This Instructable details the construction of a bench amplifier, suitable for testing audio circuits. It includes test clips to attacht the amp to the test circuit, batteries, volume control, a power switch, and a speaker. This expedites experiments with audio, as an amplifier need not be built for each setup.
Step 1: Materials and Tools
This project was built with an LM4861, a 1.1W, BTL speaker amplifier. It operates from direct battery voltages.
BILL OF MATERIALS
C1, C2 - 470nF (0.47uF) ceramic capacitor, 25V
C3 - 4.7uF tantalum capacitor, 10V
R1 - 4.7k, 1/4 W resistor
R2 - 180 ohm, 1/4W resistor
R3 - 25k potentiometer
SW1 - SPST (or SPDT) switch
D1 - Red LED
BT1 - battery holder, AA or AAA, 3 cells
U1 - LM4861, 1.1W apmplifier, 8-PDIP
LS1 - 8 ohm speaker
FR4 copper clad PCB board, plated at least one side
bottom half of an altoids tin
1" standoffs, internal 4-40 thread, 4 pieces
1/4" 4-40 screws, 4 pieces
1/4" 2-56 screws, 2 pieces
2-56 nuts, 2 pieces
magnifying glass / worklight
3/64", 1/8" machine bits
1.75" hole saw
soldering iron, solder
hot glue gun and sticks of glue
Step 2: Circuit Schematic
This is very close to the standard application circuit for the LM4861, changes primarily due to component availability.
Step 3: Board Layout and Preparation
Place the components on the board in a logical fashion. Do realize you will be marking the bottom of the PCB. In the below picture you can see the faint marks left by a ball point pen.
Note that because this is a scrap, there are existing holes. I use one for the potentiometer, but drill others as needed.
The switch and LED should have holes drilled to match their size. The #4 standoffs at the four corners of the board use 1/8" holes
I used a hole saw for the speaker, alternatively an array of smaller holes can be used
Step 4: Cutting the Component Traces (lands)
I use an exacto hobby knife to cut the required areas, providing electrically isolated pads on which to solder the IC and passive components.
Note that pins 1 and 7 of the LM4861 are connected to ground. They do not have pads cut, the remaining copper on the board becomes ground. This provides the best performace.
Cut the pads in the following manner:
# MAKE SURE TO CUT AWAY FROM YOURSELF!
Lightly score all the horizontal lines, holding the board in a comfortable position. Rotate the board 90 degrees clockwise, and lightly score the vertical lines. Rotate 90 degrees clockwise again, and cut a bit deeper. Repeat this for a few rotations, and you will notice a grrove about 0.02" wide (1mm). Use a magnifying glass or a jewler's loupe to verify each pad is isolated.

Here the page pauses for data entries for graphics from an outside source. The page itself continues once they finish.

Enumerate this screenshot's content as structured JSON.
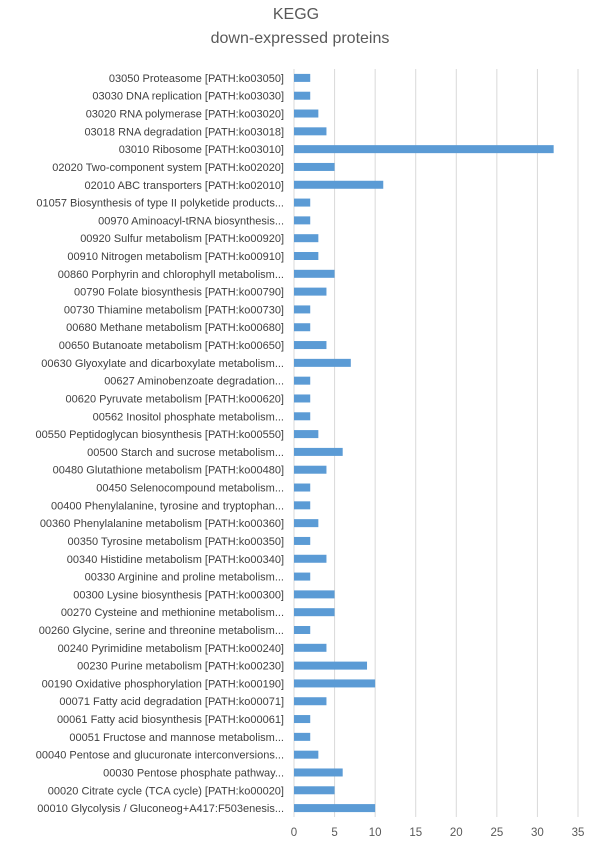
{
  "chart_data": {
    "type": "bar",
    "orientation": "horizontal",
    "title_line1": "KEGG",
    "title_line2": "down-expressed proteins",
    "xlim": [
      0,
      35
    ],
    "x_ticks": [
      0,
      5,
      10,
      15,
      20,
      25,
      30,
      35
    ],
    "grid": "vertical",
    "bar_color": "#5b9bd5",
    "categories": [
      "03050 Proteasome [PATH:ko03050]",
      "03030 DNA replication [PATH:ko03030]",
      "03020 RNA polymerase [PATH:ko03020]",
      "03018 RNA degradation [PATH:ko03018]",
      "03010 Ribosome [PATH:ko03010]",
      "02020 Two-component system [PATH:ko02020]",
      "02010 ABC transporters [PATH:ko02010]",
      "01057 Biosynthesis of type II polyketide products...",
      "00970 Aminoacyl-tRNA biosynthesis...",
      "00920 Sulfur metabolism [PATH:ko00920]",
      "00910 Nitrogen metabolism [PATH:ko00910]",
      "00860 Porphyrin and chlorophyll metabolism...",
      "00790 Folate biosynthesis [PATH:ko00790]",
      "00730 Thiamine metabolism [PATH:ko00730]",
      "00680 Methane metabolism [PATH:ko00680]",
      "00650 Butanoate metabolism [PATH:ko00650]",
      "00630 Glyoxylate and dicarboxylate metabolism...",
      "00627 Aminobenzoate degradation...",
      "00620 Pyruvate metabolism [PATH:ko00620]",
      "00562 Inositol phosphate metabolism...",
      "00550 Peptidoglycan biosynthesis [PATH:ko00550]",
      "00500 Starch and sucrose metabolism...",
      "00480 Glutathione metabolism [PATH:ko00480]",
      "00450 Selenocompound metabolism...",
      "00400 Phenylalanine, tyrosine and tryptophan...",
      "00360 Phenylalanine metabolism [PATH:ko00360]",
      "00350 Tyrosine metabolism [PATH:ko00350]",
      "00340 Histidine metabolism [PATH:ko00340]",
      "00330 Arginine and proline metabolism...",
      "00300 Lysine biosynthesis [PATH:ko00300]",
      "00270 Cysteine and methionine metabolism...",
      "00260 Glycine, serine and threonine metabolism...",
      "00240 Pyrimidine metabolism [PATH:ko00240]",
      "00230 Purine metabolism [PATH:ko00230]",
      "00190 Oxidative phosphorylation [PATH:ko00190]",
      "00071 Fatty acid degradation [PATH:ko00071]",
      "00061 Fatty acid biosynthesis [PATH:ko00061]",
      "00051 Fructose and mannose metabolism...",
      "00040 Pentose and glucuronate interconversions...",
      "00030 Pentose phosphate pathway...",
      "00020 Citrate cycle (TCA cycle) [PATH:ko00020]",
      "00010 Glycolysis / Gluconeog+A417:F503enesis..."
    ],
    "values": [
      2,
      2,
      3,
      4,
      32,
      5,
      11,
      2,
      2,
      3,
      3,
      5,
      4,
      2,
      2,
      4,
      7,
      2,
      2,
      2,
      3,
      6,
      4,
      2,
      2,
      3,
      2,
      4,
      2,
      5,
      5,
      2,
      4,
      9,
      10,
      4,
      2,
      2,
      3,
      6,
      5,
      10
    ]
  }
}
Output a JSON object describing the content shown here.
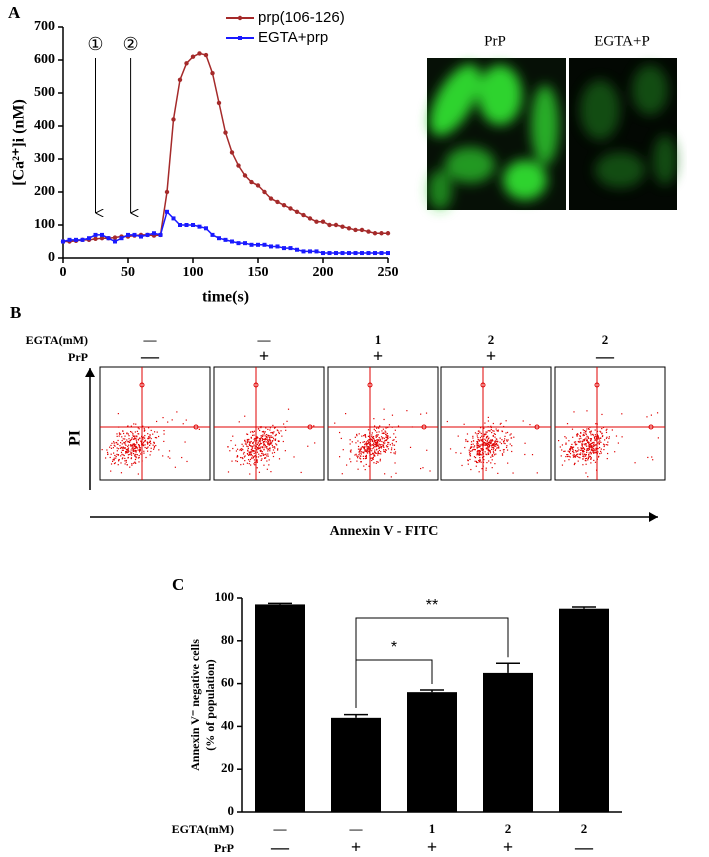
{
  "chart_data": [
    {
      "type": "line",
      "panel_label": "A",
      "xlabel": "time(s)",
      "ylabel": "[Ca²⁺]i (nM)",
      "x": [
        0,
        5,
        10,
        15,
        20,
        25,
        30,
        35,
        40,
        45,
        50,
        55,
        60,
        65,
        70,
        75,
        80,
        85,
        90,
        95,
        100,
        105,
        110,
        115,
        120,
        125,
        130,
        135,
        140,
        145,
        150,
        155,
        160,
        165,
        170,
        175,
        180,
        185,
        190,
        195,
        200,
        205,
        210,
        215,
        220,
        225,
        230,
        235,
        240,
        245,
        250
      ],
      "series": [
        {
          "name": "prp(106-126)",
          "color": "#a52a2a",
          "marker": "circle",
          "values": [
            50,
            50,
            52,
            55,
            55,
            58,
            60,
            60,
            62,
            65,
            65,
            68,
            70,
            70,
            68,
            70,
            200,
            420,
            540,
            590,
            610,
            620,
            615,
            560,
            470,
            380,
            320,
            280,
            250,
            230,
            220,
            200,
            180,
            170,
            160,
            150,
            140,
            130,
            120,
            110,
            110,
            100,
            100,
            95,
            90,
            85,
            85,
            80,
            75,
            75,
            75
          ]
        },
        {
          "name": "EGTA+prp",
          "color": "#1a1aff",
          "marker": "square",
          "values": [
            50,
            55,
            55,
            55,
            60,
            70,
            70,
            60,
            50,
            60,
            70,
            70,
            65,
            70,
            75,
            70,
            140,
            120,
            100,
            100,
            100,
            95,
            90,
            70,
            60,
            55,
            50,
            45,
            45,
            40,
            40,
            40,
            35,
            35,
            30,
            30,
            25,
            20,
            20,
            20,
            15,
            15,
            15,
            15,
            15,
            15,
            15,
            15,
            15,
            15,
            15
          ]
        }
      ],
      "xlim": [
        0,
        250
      ],
      "ylim": [
        0,
        700
      ],
      "xticks": [
        0,
        50,
        100,
        150,
        200,
        250
      ],
      "yticks": [
        0,
        100,
        200,
        300,
        400,
        500,
        600,
        700
      ],
      "legend": "top",
      "annotations": [
        {
          "text": "①",
          "x": 25
        },
        {
          "text": "②",
          "x": 52
        }
      ]
    },
    {
      "type": "bar",
      "panel_label": "C",
      "ylabel": [
        "Annexin V⁻ negative cells",
        "(% of population)"
      ],
      "values": [
        97,
        44,
        56,
        65,
        95
      ],
      "errors": [
        0.5,
        1.5,
        1,
        4.5,
        0.8
      ],
      "color": "#000000",
      "ylim": [
        0,
        100
      ],
      "yticks": [
        0,
        20,
        40,
        60,
        80,
        100
      ],
      "significance": [
        "*",
        "**"
      ]
    }
  ],
  "images": {
    "labels": [
      "PrP",
      "EGTA+P"
    ]
  },
  "flow": {
    "panel_label": "B",
    "y_axis": "PI",
    "x_axis": "Annexin V - FITC"
  },
  "conditions": {
    "egta_label": "EGTA(mM)",
    "egta": [
      "—",
      "—",
      "1",
      "2",
      "2"
    ],
    "prp_label": "PrP",
    "prp": [
      "—",
      "+",
      "+",
      "+",
      "—"
    ]
  }
}
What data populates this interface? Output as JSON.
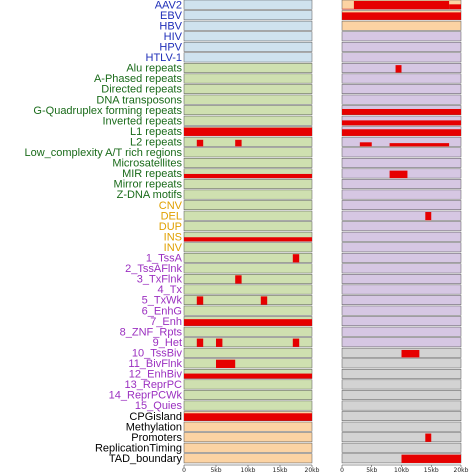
{
  "chart_data": {
    "type": "area",
    "xlim": [
      0,
      20000
    ],
    "x_ticks": [
      "0",
      "5kb",
      "10kb",
      "15kb",
      "20kb"
    ],
    "colors": {
      "virus_panel": "#cfe2ee",
      "virus_label": "#1f2fb8",
      "repeat_panel": "#cfe0b0",
      "repeat_label": "#1a6b1a",
      "sv_label": "#e0a000",
      "state_label": "#9b30c0",
      "other_label": "#000000",
      "right_virus_panel": "#d6c7e3",
      "right_grey_panel": "#d3d3d3",
      "peach_panel": "#fcd3a3",
      "bar": "#e60000"
    },
    "rows": [
      {
        "label": "AAV2",
        "group": "virus",
        "left": [],
        "right": [
          [
            0,
            2,
            0
          ],
          [
            2,
            18,
            1
          ],
          [
            18,
            20,
            0.6
          ]
        ],
        "right_bg": "peach_panel"
      },
      {
        "label": "EBV",
        "group": "virus",
        "left": [],
        "right": [
          [
            0,
            20,
            0.9
          ]
        ],
        "right_bg": "peach_panel"
      },
      {
        "label": "HBV",
        "group": "virus",
        "left": [],
        "right": [],
        "right_bg": "peach_panel"
      },
      {
        "label": "HIV",
        "group": "virus",
        "left": [],
        "right": [],
        "right_bg": "right_virus_panel"
      },
      {
        "label": "HPV",
        "group": "virus",
        "left": [],
        "right": [],
        "right_bg": "right_virus_panel"
      },
      {
        "label": "HTLV-1",
        "group": "virus",
        "left": [],
        "right": [],
        "right_bg": "right_virus_panel"
      },
      {
        "label": "Alu repeats",
        "group": "repeat",
        "left": [],
        "right": [
          [
            9,
            10,
            0.9
          ]
        ],
        "right_bg": "right_virus_panel"
      },
      {
        "label": "A-Phased repeats",
        "group": "repeat",
        "left": [],
        "right": [],
        "right_bg": "right_virus_panel"
      },
      {
        "label": "Directed repeats",
        "group": "repeat",
        "left": [],
        "right": [],
        "right_bg": "right_virus_panel"
      },
      {
        "label": "DNA transposons",
        "group": "repeat",
        "left": [],
        "right": [],
        "right_bg": "right_virus_panel"
      },
      {
        "label": "G-Quadruplex forming repeats",
        "group": "repeat",
        "left": [],
        "right": [
          [
            0,
            20,
            0.7
          ]
        ],
        "right_bg": "right_virus_panel"
      },
      {
        "label": "Inverted repeats",
        "group": "repeat",
        "left": [],
        "right": [
          [
            0,
            20,
            0.6
          ]
        ],
        "right_bg": "right_virus_panel"
      },
      {
        "label": "L1 repeats",
        "group": "repeat",
        "left": [
          [
            0,
            20,
            1
          ]
        ],
        "right": [
          [
            0,
            20,
            0.8
          ]
        ],
        "right_bg": "right_virus_panel"
      },
      {
        "label": "L2 repeats",
        "group": "repeat",
        "left": [
          [
            2,
            3,
            0.8
          ],
          [
            8,
            9,
            0.8
          ]
        ],
        "right": [
          [
            3,
            5,
            0.5
          ],
          [
            8,
            18,
            0.4
          ]
        ],
        "right_bg": "right_virus_panel"
      },
      {
        "label": "Low_complexity A/T rich regions",
        "group": "repeat",
        "left": [],
        "right": [],
        "right_bg": "right_virus_panel"
      },
      {
        "label": "Microsatellites",
        "group": "repeat",
        "left": [],
        "right": [],
        "right_bg": "right_virus_panel"
      },
      {
        "label": "MIR repeats",
        "group": "repeat",
        "left": [
          [
            0,
            20,
            0.5
          ]
        ],
        "right": [
          [
            8,
            11,
            0.9
          ]
        ],
        "right_bg": "right_virus_panel"
      },
      {
        "label": "Mirror repeats",
        "group": "repeat",
        "left": [],
        "right": [],
        "right_bg": "right_virus_panel"
      },
      {
        "label": "Z-DNA motifs",
        "group": "repeat",
        "left": [],
        "right": [],
        "right_bg": "right_virus_panel"
      },
      {
        "label": "CNV",
        "group": "sv",
        "left": [],
        "right": [],
        "right_bg": "right_virus_panel"
      },
      {
        "label": "DEL",
        "group": "sv",
        "left": [],
        "right": [
          [
            14,
            15,
            1
          ]
        ],
        "right_bg": "right_virus_panel"
      },
      {
        "label": "DUP",
        "group": "sv",
        "left": [],
        "right": [],
        "right_bg": "right_virus_panel"
      },
      {
        "label": "INS",
        "group": "sv",
        "left": [
          [
            0,
            20,
            0.5
          ]
        ],
        "right": [],
        "right_bg": "right_virus_panel"
      },
      {
        "label": "INV",
        "group": "sv",
        "left": [],
        "right": [],
        "right_bg": "right_virus_panel"
      },
      {
        "label": "1_TssA",
        "group": "state",
        "left": [
          [
            17,
            18,
            1
          ]
        ],
        "right": [],
        "right_bg": "right_virus_panel"
      },
      {
        "label": "2_TssAFlnk",
        "group": "state",
        "left": [],
        "right": [],
        "right_bg": "right_virus_panel"
      },
      {
        "label": "3_TxFlnk",
        "group": "state",
        "left": [
          [
            8,
            9,
            1
          ]
        ],
        "right": [],
        "right_bg": "right_virus_panel"
      },
      {
        "label": "4_Tx",
        "group": "state",
        "left": [],
        "right": [],
        "right_bg": "right_virus_panel"
      },
      {
        "label": "5_TxWk",
        "group": "state",
        "left": [
          [
            2,
            3,
            1
          ],
          [
            12,
            13,
            1
          ]
        ],
        "right": [],
        "right_bg": "right_virus_panel"
      },
      {
        "label": "6_EnhG",
        "group": "state",
        "left": [],
        "right": [],
        "right_bg": "right_virus_panel"
      },
      {
        "label": "7_Enh",
        "group": "state",
        "left": [
          [
            0,
            20,
            0.8
          ]
        ],
        "right": [],
        "right_bg": "right_virus_panel"
      },
      {
        "label": "8_ZNF_Rpts",
        "group": "state",
        "left": [],
        "right": [],
        "right_bg": "right_virus_panel"
      },
      {
        "label": "9_Het",
        "group": "state",
        "left": [
          [
            2,
            3,
            1
          ],
          [
            5,
            6,
            1
          ],
          [
            17,
            18,
            1
          ]
        ],
        "right": [],
        "right_bg": "right_virus_panel"
      },
      {
        "label": "10_TssBiv",
        "group": "state",
        "left": [],
        "right": [
          [
            10,
            13,
            0.9
          ]
        ],
        "right_bg": "right_grey_panel"
      },
      {
        "label": "11_BivFlnk",
        "group": "state",
        "left": [
          [
            5,
            8,
            1
          ]
        ],
        "right": [],
        "right_bg": "right_grey_panel"
      },
      {
        "label": "12_EnhBiv",
        "group": "state",
        "left": [
          [
            0,
            20,
            0.6
          ]
        ],
        "right": [],
        "right_bg": "right_grey_panel"
      },
      {
        "label": "13_ReprPC",
        "group": "state",
        "left": [],
        "right": [],
        "right_bg": "right_grey_panel"
      },
      {
        "label": "14_ReprPCWk",
        "group": "state",
        "left": [],
        "right": [],
        "right_bg": "right_grey_panel"
      },
      {
        "label": "15_Quies",
        "group": "state",
        "left": [],
        "right": [],
        "right_bg": "right_grey_panel"
      },
      {
        "label": "CPGisland",
        "group": "other",
        "left": [
          [
            0,
            20,
            0.9
          ]
        ],
        "right": [],
        "right_bg": "right_grey_panel"
      },
      {
        "label": "Methylation",
        "group": "other",
        "left": [],
        "right": [],
        "right_bg": "right_grey_panel"
      },
      {
        "label": "Promoters",
        "group": "other",
        "left": [],
        "right": [
          [
            14,
            15,
            1
          ]
        ],
        "right_bg": "right_grey_panel"
      },
      {
        "label": "ReplicationTiming",
        "group": "other",
        "left": [],
        "right": [],
        "right_bg": "right_grey_panel"
      },
      {
        "label": "TAD_boundary",
        "group": "other",
        "left": [],
        "right": [
          [
            10,
            20,
            1
          ]
        ],
        "right_bg": "right_grey_panel"
      }
    ]
  }
}
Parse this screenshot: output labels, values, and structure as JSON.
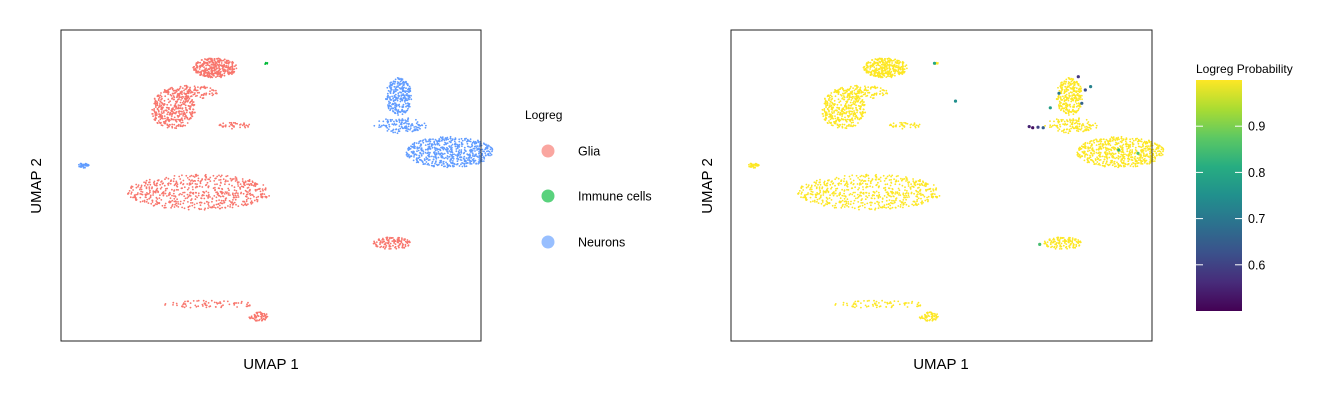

Once all are cut, I usually take the board to the sink for a scrubbing with Dawn and a plastic scrub sponge. The bristles of the scrubber help remove bits of dangling copper, and the detergent strips oils off the board, helping with solderability.
Step 5: Assembly
Attach the switch, LED, battery holder to the board
Using hot glue, attach the speaker to the board. Solder 6" wire leades to the speaker. Thread the leads through the hinge hole on the altoid tin bottm. Use hot glue to seal the tin to the PCB. This sealing helps the speaker function correctly by eliminating the back wave from the speaker.
Solder the components per the schematic. Again, any component connected to ground solders directly to the remaining copper.
Use a multimeter to verify each pad which is not ground is indeed not shorted to ground.
Step 6: Finish!
When finished, the bottom of the amp should look about like this.